国民民主の大量擁立戦略に連合から不満噴出でも玉木代表は選挙に勝てるのか

国民民主党を支えてきた最大の支持母体である連合が国民民主党に対して抗議書を提出した。中道改革連合との調整もせずに候補者を大量擁立するような選挙戦略への不満が表面化し、連合と国民民主党の関係は重大な転換点を迎えている。

【参照リンク】連合がついに抗議書を提出、玉木・国民民主党”強気の105人擁立”がもたらす「党勢拡大」の危うい代償 東洋経済

連合がついに抗議書を提出、玉木・国民民主党"強気の105人擁立"がもたらす「党勢拡大」の危うい代償
「本日、選挙区102名、比例1名の合計103名の候補者を擁立することができました。ありがとうございました」衆議院が解散された1月23日夜の新橋駅前広場で、国民民主党の玉木雄一郎代表は感無量にこう述べ、聴衆の拍…

今回の衆院選を巡る国民民主党と玉木雄一郎代表の判断は、野党再編の流れの中で強い批判にさらされている。

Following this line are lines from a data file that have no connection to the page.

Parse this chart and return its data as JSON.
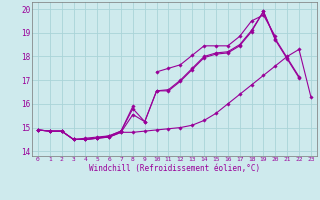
{
  "xlabel": "Windchill (Refroidissement éolien,°C)",
  "xlim": [
    -0.5,
    23.5
  ],
  "ylim": [
    13.8,
    20.3
  ],
  "xticks": [
    0,
    1,
    2,
    3,
    4,
    5,
    6,
    7,
    8,
    9,
    10,
    11,
    12,
    13,
    14,
    15,
    16,
    17,
    18,
    19,
    20,
    21,
    22,
    23
  ],
  "yticks": [
    14,
    15,
    16,
    17,
    18,
    19,
    20
  ],
  "bg_color": "#ceeaed",
  "grid_color": "#aad4d8",
  "line_color": "#990099",
  "series": [
    {
      "comment": "slowly rising line - baseline",
      "x": [
        0,
        1,
        2,
        3,
        4,
        5,
        6,
        7,
        8,
        9,
        10,
        11,
        12,
        13,
        14,
        15,
        16,
        17,
        18,
        19,
        20,
        21,
        22,
        23
      ],
      "y": [
        14.9,
        14.85,
        14.85,
        14.5,
        14.5,
        14.55,
        14.6,
        14.8,
        14.8,
        14.85,
        14.9,
        14.95,
        15.0,
        15.1,
        15.3,
        15.6,
        16.0,
        16.4,
        16.8,
        17.2,
        17.6,
        18.0,
        18.3,
        16.3
      ]
    },
    {
      "comment": "mid line 1",
      "x": [
        0,
        1,
        2,
        3,
        4,
        5,
        6,
        7,
        8,
        9,
        10,
        11,
        12,
        13,
        14,
        15,
        16,
        17,
        18,
        19,
        20,
        21,
        22,
        23
      ],
      "y": [
        14.9,
        14.85,
        14.85,
        14.5,
        14.5,
        14.55,
        14.6,
        14.8,
        15.55,
        15.25,
        16.55,
        16.55,
        16.95,
        17.45,
        17.95,
        18.1,
        18.15,
        18.45,
        19.05,
        19.9,
        18.7,
        17.9,
        17.1,
        null
      ]
    },
    {
      "comment": "mid line 2 - very close to mid1",
      "x": [
        0,
        1,
        2,
        3,
        4,
        5,
        6,
        7,
        8,
        9,
        10,
        11,
        12,
        13,
        14,
        15,
        16,
        17,
        18,
        19,
        20,
        21,
        22,
        23
      ],
      "y": [
        14.9,
        14.85,
        14.85,
        14.5,
        14.5,
        14.55,
        14.65,
        14.85,
        15.8,
        15.25,
        16.55,
        16.6,
        17.0,
        17.5,
        18.0,
        18.15,
        18.2,
        18.5,
        19.1,
        19.9,
        18.75,
        17.95,
        17.15,
        null
      ]
    },
    {
      "comment": "top spiky line",
      "x": [
        0,
        1,
        2,
        3,
        4,
        5,
        6,
        7,
        8,
        9,
        10,
        11,
        12,
        13,
        14,
        15,
        16,
        17,
        18,
        19,
        20,
        21,
        22,
        23
      ],
      "y": [
        14.9,
        14.85,
        14.85,
        14.5,
        14.55,
        14.6,
        14.65,
        14.85,
        15.9,
        null,
        17.35,
        17.5,
        17.65,
        18.05,
        18.45,
        18.45,
        18.45,
        18.85,
        19.5,
        19.75,
        18.85,
        null,
        null,
        null
      ]
    }
  ]
}
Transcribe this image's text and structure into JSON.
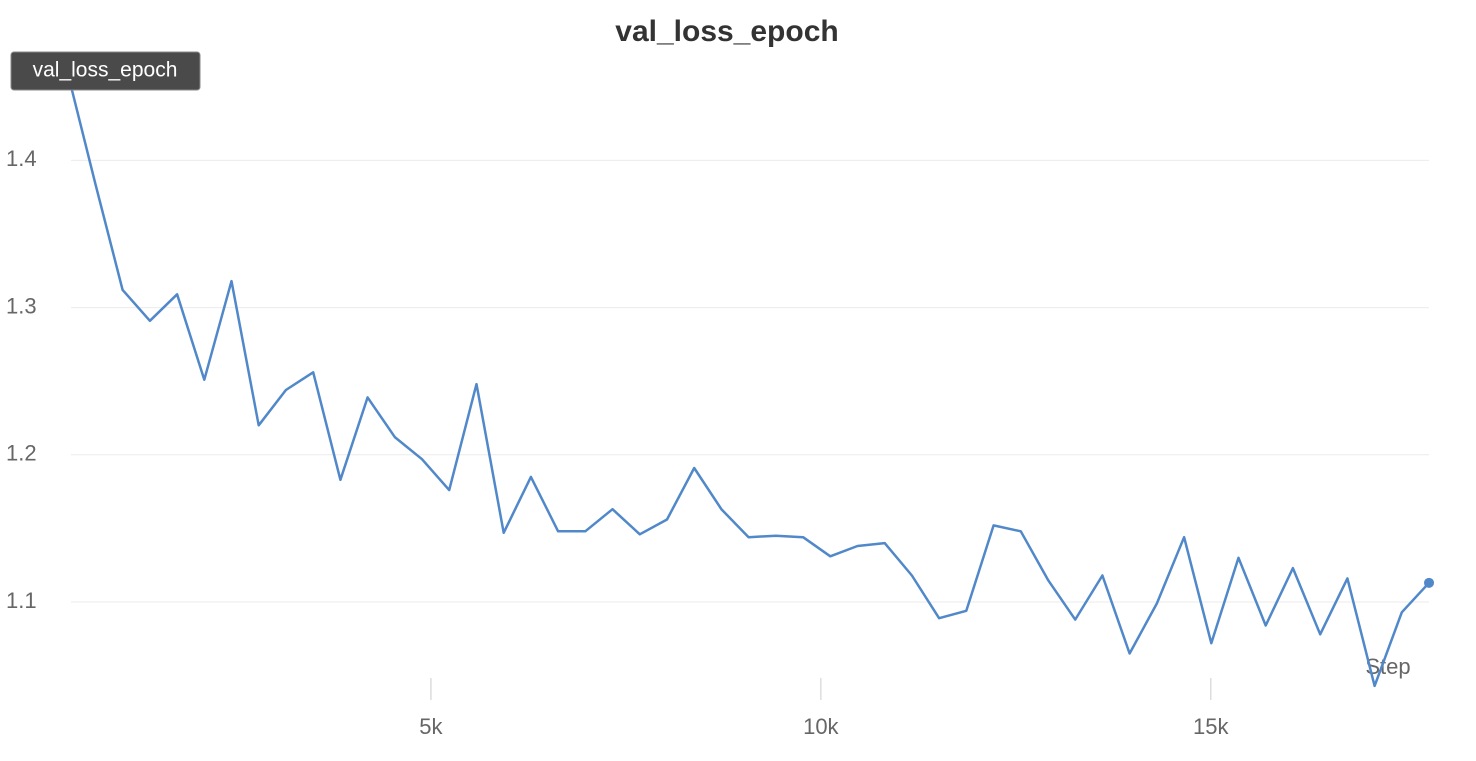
{
  "chart_data": {
    "type": "line",
    "title": "val_loss_epoch",
    "tooltip": "val_loss_epoch",
    "xlabel": "Step",
    "x": [
      349,
      698,
      1047,
      1396,
      1745,
      2094,
      2443,
      2792,
      3141,
      3490,
      3839,
      4188,
      4537,
      4886,
      5235,
      5584,
      5933,
      6282,
      6631,
      6980,
      7329,
      7678,
      8027,
      8376,
      8725,
      9074,
      9423,
      9772,
      10121,
      10470,
      10819,
      11168,
      11517,
      11866,
      12215,
      12564,
      12913,
      13262,
      13611,
      13960,
      14309,
      14658,
      15007,
      15356,
      15705,
      16054,
      16403,
      16752,
      17101,
      17450,
      17799
    ],
    "series": [
      {
        "name": "val_loss_epoch",
        "color": "#5088c9",
        "values": [
          1.458,
          1.384,
          1.312,
          1.291,
          1.309,
          1.251,
          1.318,
          1.22,
          1.244,
          1.256,
          1.183,
          1.239,
          1.212,
          1.197,
          1.176,
          1.248,
          1.147,
          1.185,
          1.148,
          1.148,
          1.163,
          1.146,
          1.156,
          1.191,
          1.163,
          1.144,
          1.145,
          1.144,
          1.131,
          1.138,
          1.14,
          1.118,
          1.089,
          1.094,
          1.152,
          1.148,
          1.115,
          1.088,
          1.118,
          1.065,
          1.099,
          1.144,
          1.072,
          1.13,
          1.084,
          1.123,
          1.078,
          1.116,
          1.043,
          1.093,
          1.113
        ]
      }
    ],
    "xlim": [
      0,
      17850
    ],
    "ylim": [
      1.03,
      1.475
    ],
    "xticks": [
      {
        "value": 5000,
        "label": "5k"
      },
      {
        "value": 10000,
        "label": "10k"
      },
      {
        "value": 15000,
        "label": "15k"
      }
    ],
    "yticks": [
      1.1,
      1.2,
      1.3,
      1.4
    ],
    "grid": true
  }
}
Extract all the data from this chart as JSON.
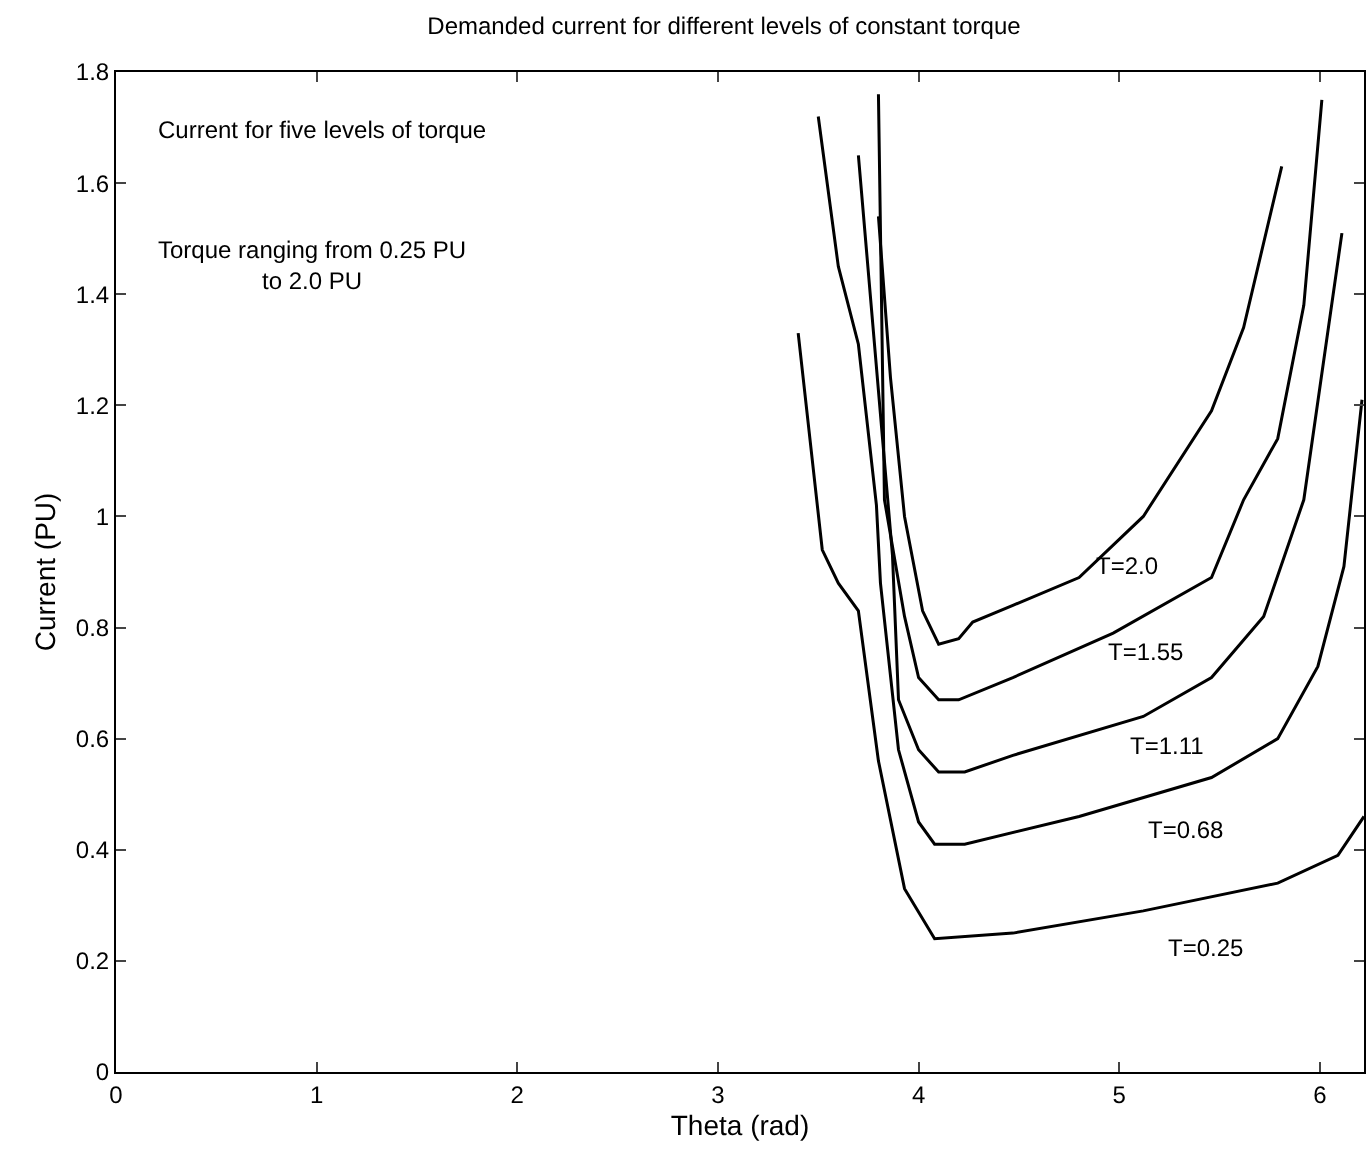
{
  "chart_data": {
    "type": "line",
    "title": "Demanded current for different levels of constant torque",
    "xlabel": "Theta (rad)",
    "ylabel": "Current (PU)",
    "xlim": [
      0,
      6.22
    ],
    "ylim": [
      0,
      1.8
    ],
    "xticks": [
      0,
      1,
      2,
      3,
      4,
      5,
      6
    ],
    "yticks": [
      0,
      0.2,
      0.4,
      0.6,
      0.8,
      1,
      1.2,
      1.4,
      1.6,
      1.8
    ],
    "grid": false,
    "legend": false,
    "marker": "none",
    "line_style": "solid",
    "series": [
      {
        "name": "T=0.25",
        "color": "#000000",
        "x": [
          3.4,
          3.52,
          3.6,
          3.7,
          3.8,
          3.93,
          4.08,
          4.47,
          5.12,
          5.79,
          6.09,
          6.22
        ],
        "values": [
          1.33,
          0.94,
          0.88,
          0.83,
          0.56,
          0.33,
          0.24,
          0.25,
          0.29,
          0.34,
          0.39,
          0.46
        ]
      },
      {
        "name": "T=0.68",
        "color": "#000000",
        "x": [
          3.5,
          3.6,
          3.7,
          3.79,
          3.81,
          3.9,
          4.0,
          4.08,
          4.23,
          4.8,
          5.46,
          5.79,
          5.99,
          6.12,
          6.21
        ],
        "values": [
          1.72,
          1.45,
          1.31,
          1.02,
          0.88,
          0.58,
          0.45,
          0.41,
          0.41,
          0.46,
          0.53,
          0.6,
          0.73,
          0.91,
          1.21
        ]
      },
      {
        "name": "T=1.11",
        "color": "#000000",
        "x": [
          3.7,
          3.87,
          3.9,
          4.0,
          4.1,
          4.23,
          4.47,
          5.12,
          5.46,
          5.72,
          5.92,
          6.11
        ],
        "values": [
          1.65,
          0.93,
          0.67,
          0.58,
          0.54,
          0.54,
          0.57,
          0.64,
          0.71,
          0.82,
          1.03,
          1.51
        ]
      },
      {
        "name": "T=1.55",
        "color": "#000000",
        "x": [
          3.8,
          3.83,
          3.93,
          4.0,
          4.1,
          4.2,
          4.47,
          4.97,
          5.46,
          5.62,
          5.79,
          5.92,
          6.01
        ],
        "values": [
          1.76,
          1.03,
          0.82,
          0.71,
          0.67,
          0.67,
          0.71,
          0.79,
          0.89,
          1.03,
          1.14,
          1.38,
          1.75
        ]
      },
      {
        "name": "T=2.0",
        "color": "#000000",
        "x": [
          3.8,
          3.86,
          3.93,
          4.02,
          4.1,
          4.2,
          4.27,
          4.47,
          4.8,
          5.12,
          5.46,
          5.62,
          5.81
        ],
        "values": [
          1.54,
          1.25,
          1.0,
          0.83,
          0.77,
          0.78,
          0.81,
          0.84,
          0.89,
          1.0,
          1.19,
          1.34,
          1.63
        ]
      }
    ],
    "annotations": [
      "Current for five levels of torque",
      "Torque ranging from 0.25 PU\nto 2.0 PU"
    ]
  }
}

  • 国民民主党は今回の衆院選で100人超を擁立する大規模な選挙戦略を採用したが、結果的に野党票を分散させ、自民党単独過半数をアシストしているという見方が広がっている。
  • 前回選挙での「議席4倍増」の成功体験を引きずり、追い風のない状況で同じ戦術を取ったことが、戦略ミスとされている。
  • 候補者を抱えすぎたことで、資金・人員・組織力が分散し、現場で十分な選挙運動ができていない。
  • 各社情勢調査では、国民民主党や参政党に明確なブーストは見られず、相対的に自民党に有利な構図が浮かび上がっている。
  • 国民民主は本来、与党過半数割れ時にキャスティングボートを握る立場を狙うべきだったが、大量擁立によりその立場を自ら弱めてしまった。
  • 解散の引き金を引いたのは玉木代表の煮え切らない対応だったとの見方がある。慎重姿勢を続けた結果、首相の不信感を招き、解散に追い込まれたが、その後の政局では主導権を握れていない。
  • 立憲民主党と公明党が新党「中道改革連合」を結成する一方、国民民主は態度を明確にできず、存在感を失った。
  • 政策面では、消費税を一律5%に引き下げる方針を掲げ、減税競争に参戦したが、れいわ新選組や高市政権の政策に埋没し、独自性を打ち出せていない。
  • こうした状況の中で、連合は国民民主の選挙方針や党運営に強い不満を示し、正式に抗議書を提出する事態となった。支持母体との亀裂が表面化した。

最大の支援組織である連合が抗議書を提出したことは、国民民主党にとって極めて重い意味を持つ。大量擁立による戦略ミス、玉木代表の煮え切らない判断、政策の埋没が重なり、党は影響力と信頼の双方を失いつつある。